Single stage bi-substrate transglycosylation reaction for the synthesis of ascorbic acid 2 glucoside using immobilized α-glucosidase

Abstract

Alpha glucosidases are multifunctional glycoside hydrolases with hydrolysis and transglycosylation ability. It can be utilized for the glycosidic bond synthesis or glycosylation of Ascorbic acid/Vitamin C to its stable analogue, Ascorbic acid 2 glucoside (AA2G), a compound with wide applications in cosmetics and pharma. The application of α-glucosidases for industrial scale transglycosylation is limited due to the low transglycosylation yield of free enzymes. Enzyme immobilization techniques could enable the development of efficient, reusable catalysts. Only a few glycoside hydrolases have been studied in immobilized form for transglycosylation reactions, and α-glucosidases are probably the least explored in this form. Transglycosylation activity of immobilized α-glucosidase from Aspergillus carbonarius BTCF 5 was studied for AA2G synthesis, where different immobilization techniques like calcium alginate encapsulation, adsorption on chitosan beads, covalent cross-linking on magnetic nanoparticles, and cross-linked enzyme aggregates (CLEA) were employed for the immobilization.

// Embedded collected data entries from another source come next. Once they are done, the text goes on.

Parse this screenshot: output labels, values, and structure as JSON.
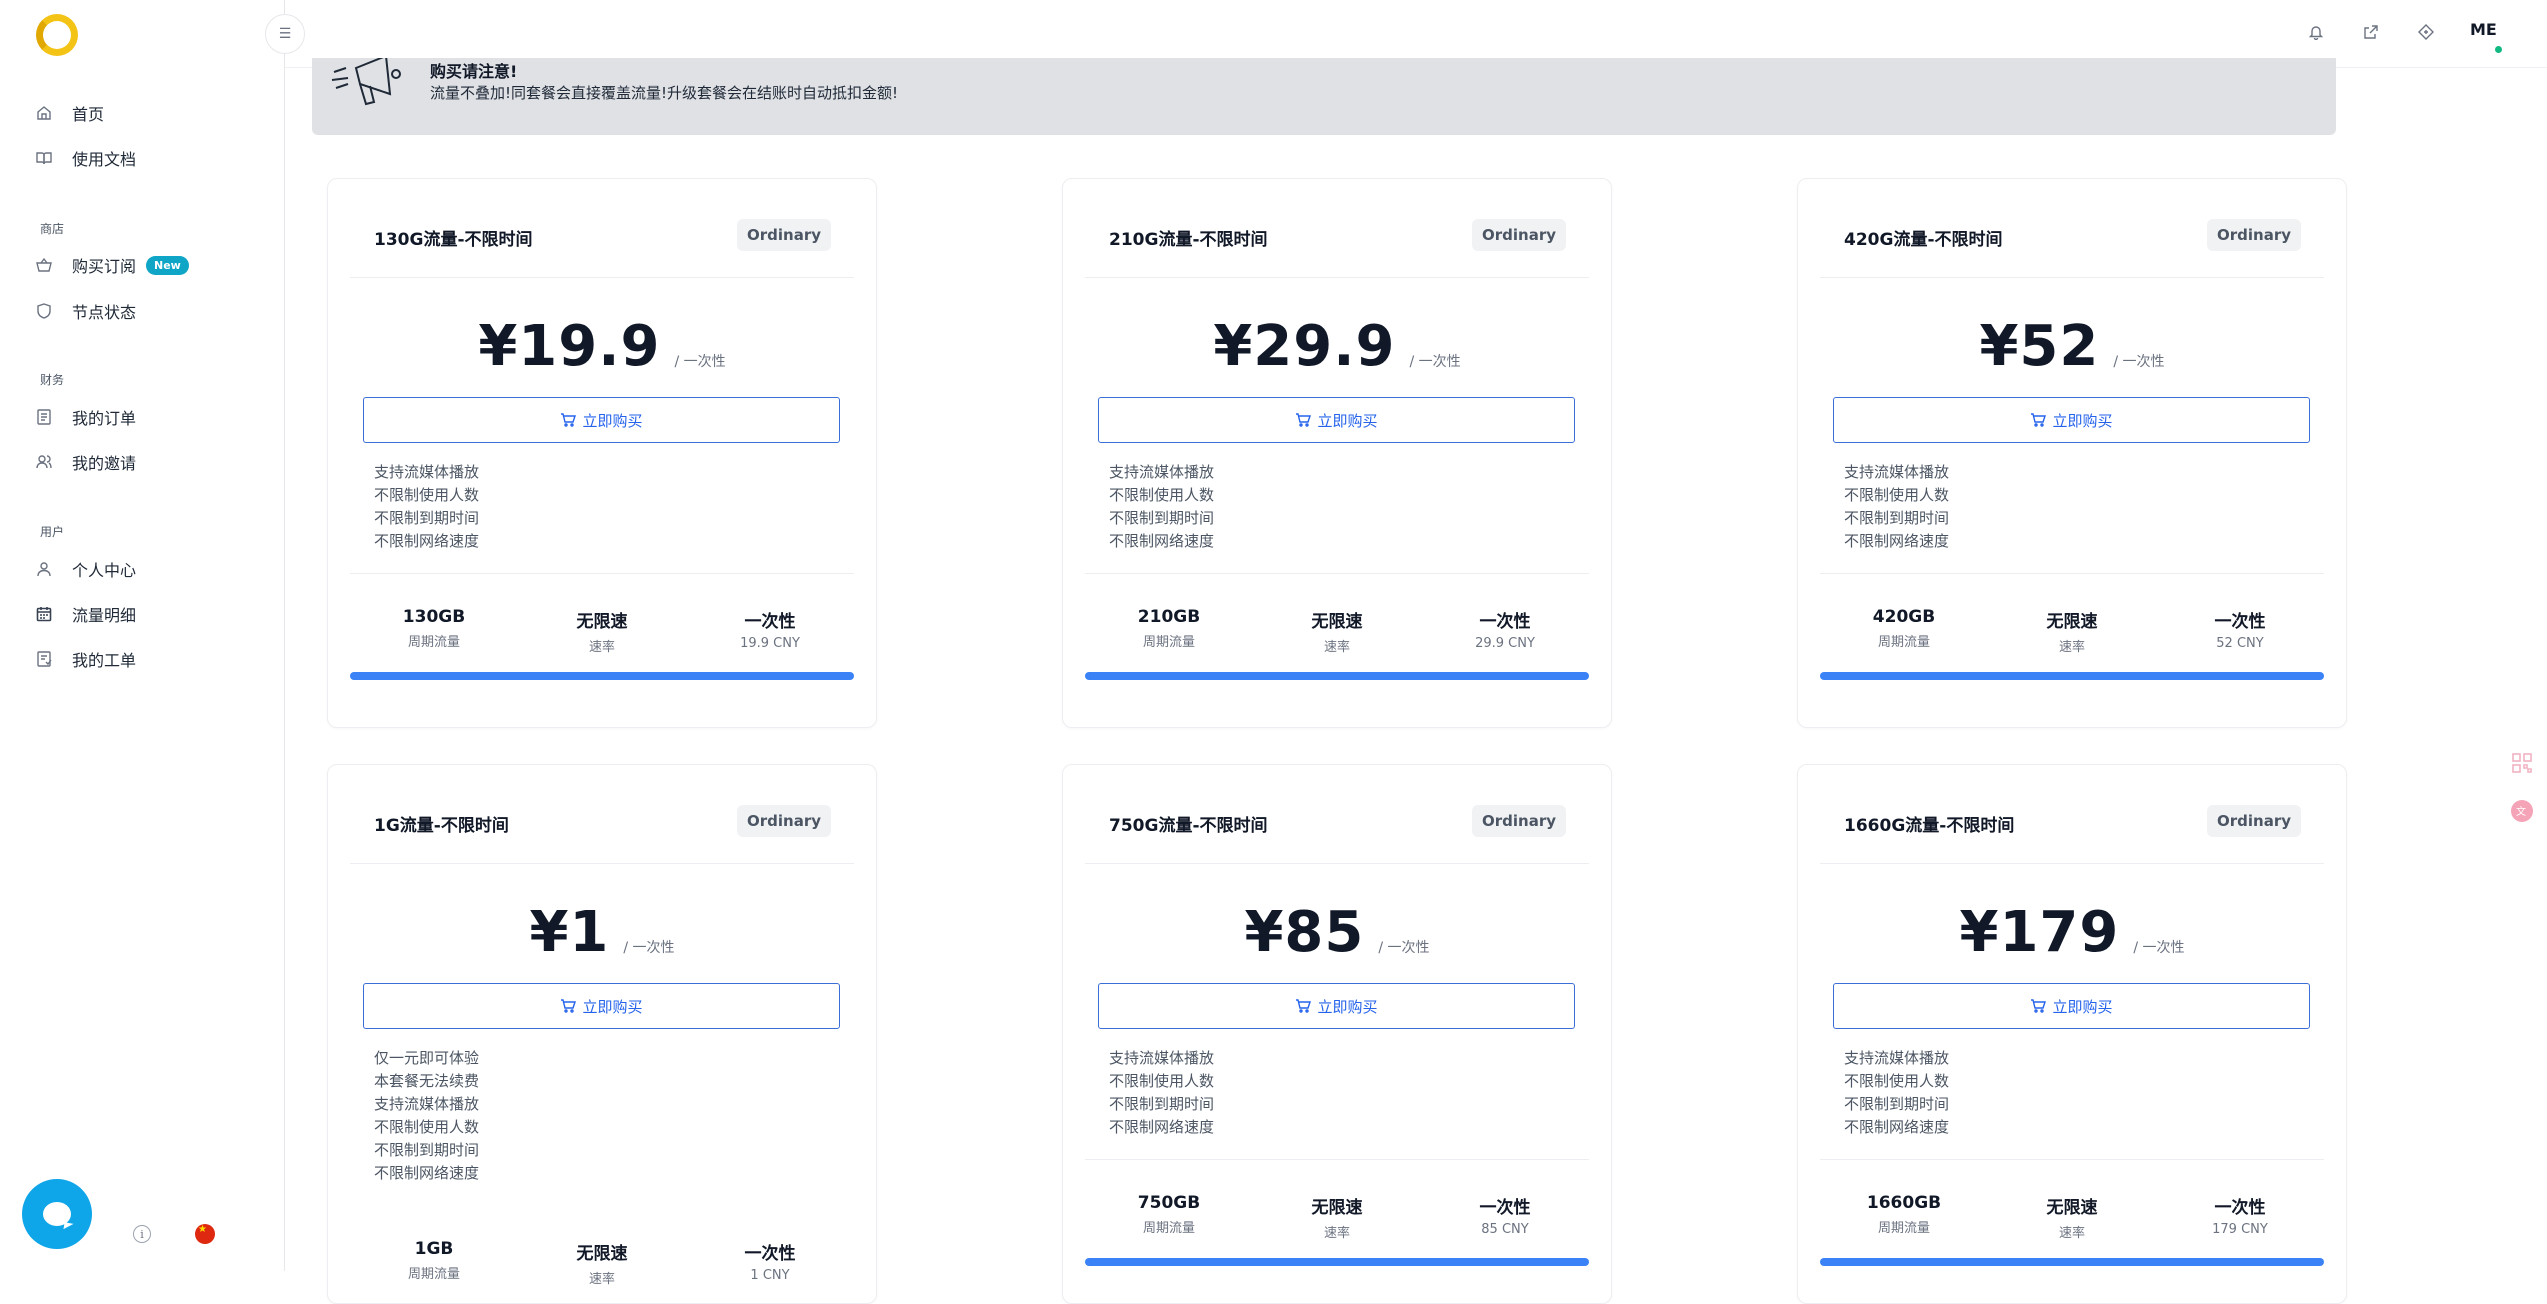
{
  "sidebar": {
    "home": "首页",
    "docs": "使用文档",
    "section_store": "商店",
    "buy": "购买订阅",
    "buy_badge": "New",
    "nodes": "节点状态",
    "section_finance": "财务",
    "orders": "我的订单",
    "invites": "我的邀请",
    "section_user": "用户",
    "profile": "个人中心",
    "traffic": "流量明细",
    "tickets": "我的工单"
  },
  "header": {
    "avatar_text": "ME",
    "menu_icon": "☰"
  },
  "notice": {
    "title": "购买请注意!",
    "text": "流量不叠加!同套餐会直接覆盖流量!升级套餐会在结账时自动抵扣金额!"
  },
  "plans": [
    {
      "title": "130G流量-不限时间",
      "tag": "Ordinary",
      "price": "¥19.9",
      "period": "/ 一次性",
      "buy_label": "立即购买",
      "features": [
        "支持流媒体播放",
        "不限制使用人数",
        "不限制到期时间",
        "不限制网络速度"
      ],
      "traffic": "130GB",
      "traffic_label": "周期流量",
      "speed": "无限速",
      "speed_label": "速率",
      "cycle": "一次性",
      "cycle_price": "19.9 CNY"
    },
    {
      "title": "210G流量-不限时间",
      "tag": "Ordinary",
      "price": "¥29.9",
      "period": "/ 一次性",
      "buy_label": "立即购买",
      "features": [
        "支持流媒体播放",
        "不限制使用人数",
        "不限制到期时间",
        "不限制网络速度"
      ],
      "traffic": "210GB",
      "traffic_label": "周期流量",
      "speed": "无限速",
      "speed_label": "速率",
      "cycle": "一次性",
      "cycle_price": "29.9 CNY"
    },
    {
      "title": "420G流量-不限时间",
      "tag": "Ordinary",
      "price": "¥52",
      "period": "/ 一次性",
      "buy_label": "立即购买",
      "features": [
        "支持流媒体播放",
        "不限制使用人数",
        "不限制到期时间",
        "不限制网络速度"
      ],
      "traffic": "420GB",
      "traffic_label": "周期流量",
      "speed": "无限速",
      "speed_label": "速率",
      "cycle": "一次性",
      "cycle_price": "52 CNY"
    },
    {
      "title": "1G流量-不限时间",
      "tag": "Ordinary",
      "price": "¥1",
      "period": "/ 一次性",
      "buy_label": "立即购买",
      "features": [
        "仅一元即可体验",
        "本套餐无法续费",
        "支持流媒体播放",
        "不限制使用人数",
        "不限制到期时间",
        "不限制网络速度"
      ],
      "traffic": "1GB",
      "traffic_label": "周期流量",
      "speed": "无限速",
      "speed_label": "速率",
      "cycle": "一次性",
      "cycle_price": "1 CNY"
    },
    {
      "title": "750G流量-不限时间",
      "tag": "Ordinary",
      "price": "¥85",
      "period": "/ 一次性",
      "buy_label": "立即购买",
      "features": [
        "支持流媒体播放",
        "不限制使用人数",
        "不限制到期时间",
        "不限制网络速度"
      ],
      "traffic": "750GB",
      "traffic_label": "周期流量",
      "speed": "无限速",
      "speed_label": "速率",
      "cycle": "一次性",
      "cycle_price": "85 CNY"
    },
    {
      "title": "1660G流量-不限时间",
      "tag": "Ordinary",
      "price": "¥179",
      "period": "/ 一次性",
      "buy_label": "立即购买",
      "features": [
        "支持流媒体播放",
        "不限制使用人数",
        "不限制到期时间",
        "不限制网络速度"
      ],
      "traffic": "1660GB",
      "traffic_label": "周期流量",
      "speed": "无限速",
      "speed_label": "速率",
      "cycle": "一次性",
      "cycle_price": "179 CNY"
    }
  ],
  "colors": {
    "accent": "#3b82f6",
    "badge": "#0ea5c6",
    "chat": "#0ea5e9"
  }
}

The immobilization yield of calcium alginate encapsulated enzyme, enzyme immobilized on Fe-MNP support, enzyme immobilized on chitosan beads and as CLEA were 107%, 99%, 46% and 486%, respectively. CLEA was identified as the best immobilization technique for this bi-substrate reaction due to the high immobilization yield and activity retention (30% activity retained after 5 consecutive cycles). Enzyme immobilization increased the transglycosylation activity by 38%, yielding 118 mM AA2G against 72 mM by the free enzyme. This indicates the potential of immobilized α-glucosidase as a catalyst for synthesizing AA2G at an industrial scale.